23日には緊急の連邦公開市場委員会(FOMC)を開催し、初の社債購入や企業への直接融資に踏み切ると発表。中小企業向け支援プログラムを「近く」導入するとも表明し、これまで金融市場中心だった介入を実体経済に対しても拡大する方針を示した。

また無制限の量的緩和を行う方針も決定。米国債や住宅ローン担保証券(MBS)を必要なだけ買い取ると表明した。

FRBは先に、国債を少なくとも5000億ドル、MBSを少なくとも2000億ドル買い入れると表明していた。

TDセキュリティーズの金利担当シニアストラテジスト、ジェナディ・ゴールドバーグ氏は「今回の措置により、FRBは多くの証券市場で最後の買い手となる。ディーラーのバランスシートにかかっていた圧力が大きく和らぐだろう」と指摘した。

23日の米国債利回りは低下。2年債利回り は7年ぶりの低水準となった。投資家が安全資産とされる国債の買いを継続していることが背景だ。

アナリストは、FRBの発表を受けて流動性に対する圧力がやや和らいだと指摘。ただ、今後必ずしも物事がスムーズに進むわけではないと予想している。

インキャピタルのチーフマーケットストラテジスト、パトリック・リアリー氏は「流動性は他のすべてのものと一緒に改善するだろう」と指摘。「こうしたことは時間がかかる。ウイルスにしても、株式市場にしても、クレジット市場にしても、必要な流動性を市場で調達できるとの見方が広がれば、流動性のニーズが低下する」と述べた。

23日の米国債市場では、発行残高の大半を占めるオフザラン(既発債)銘柄の流動性不足が続いた。オフザラン銘柄は新型コロナに対する懸念を背景に数週間前から流動性が低下している。

リアリー氏によると、オフザラン銘柄の買い気配と売り気配のスプレッドは約6ティックと、通常の水準を大幅に上回っている。

ただ、FHNフィナンシャルの金利担当シニアストラテジスト、ジム・ボーゲル氏は「先週末あたりから初期の明るい兆し」が見え始めていたと指摘。23日はデリバティブ市場との比較で、流動性がやや改善したとの見方を示した。

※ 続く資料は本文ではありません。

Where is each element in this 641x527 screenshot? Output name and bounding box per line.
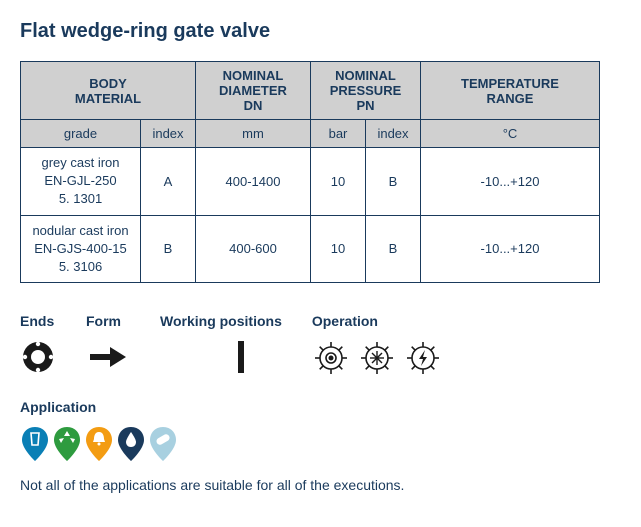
cell-index2: B [366,215,421,283]
app-pin-drop-icon [116,425,146,463]
cell-mm: 400-1400 [196,148,311,216]
app-pin-bell-icon [84,425,114,463]
vertical-line-icon [235,339,247,375]
cell-grade: nodular cast iron EN-GJS-400-15 5. 3106 [21,215,141,283]
application-section: Application [20,399,621,463]
gear-target-icon [312,339,350,377]
table-row: nodular cast iron EN-GJS-400-15 5. 3106 … [21,215,600,283]
label-form: Form [86,313,121,329]
flange-icon [20,339,56,375]
header-temperature-range: TEMPERATURE RANGE [421,62,600,120]
subheader-mm: mm [196,120,311,148]
cell-index2: B [366,148,421,216]
cell-bar: 10 [311,215,366,283]
icon-row: Ends Form Working positions [20,313,621,377]
footnote: Not all of the applications are suitable… [20,477,621,493]
subheader-index2: index [366,120,421,148]
cell-celsius: -10...+120 [421,148,600,216]
spec-table: BODY MATERIAL NOMINAL DIAMETER DN NOMINA… [20,61,600,283]
label-operation: Operation [312,313,378,329]
table-row: grey cast iron EN-GJL-250 5. 1301 A 400-… [21,148,600,216]
cell-mm: 400-600 [196,215,311,283]
app-pin-recycle-icon [52,425,82,463]
cell-index1: A [141,148,196,216]
app-pin-pill-icon [148,425,178,463]
gear-snowflake-icon [358,339,396,377]
cell-celsius: -10...+120 [421,215,600,283]
page-title: Flat wedge-ring gate valve [20,20,621,43]
header-nominal-diameter: NOMINAL DIAMETER DN [196,62,311,120]
arrow-right-icon [86,339,130,375]
header-nominal-pressure: NOMINAL PRESSURE PN [311,62,421,120]
subheader-grade: grade [21,120,141,148]
label-application: Application [20,399,96,415]
cell-index1: B [141,215,196,283]
subheader-bar: bar [311,120,366,148]
gear-bolt-icon [404,339,442,377]
app-pin-glass-icon [20,425,50,463]
subheader-celsius: °C [421,120,600,148]
cell-bar: 10 [311,148,366,216]
header-body-material: BODY MATERIAL [21,62,196,120]
subheader-index1: index [141,120,196,148]
label-ends: Ends [20,313,54,329]
label-working-positions: Working positions [160,313,282,329]
cell-grade: grey cast iron EN-GJL-250 5. 1301 [21,148,141,216]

FRBは過去1週間、国債市場で前例のない存在感を示しており、5000億ドルとしていた国債買い入れ枠のうち55%分を買い入れた。JPモルガンの23日付のリポートによると、1日当たりの買い入れペースは2009─14年のQEの平均水準を上回っている。

ただJPモルガンは、FRBの国債買い入れにもかかわらず、市場の厚みはほとんど増しておらず、2008年末以来の低水準にとどまっていると指摘している。

エバーコアISIの債券ストラテジスト、スタン・シプレー氏は「最終的には国内経済活動の40%が停止し、日々状況が悪化し、いつまでもこんな状態ではいられない、ということになるリスクが残っている」とした上で「今回のFRBの措置により、ウイルスとの戦いに勝つため、数カ月の時間的余裕ができた」と述べた。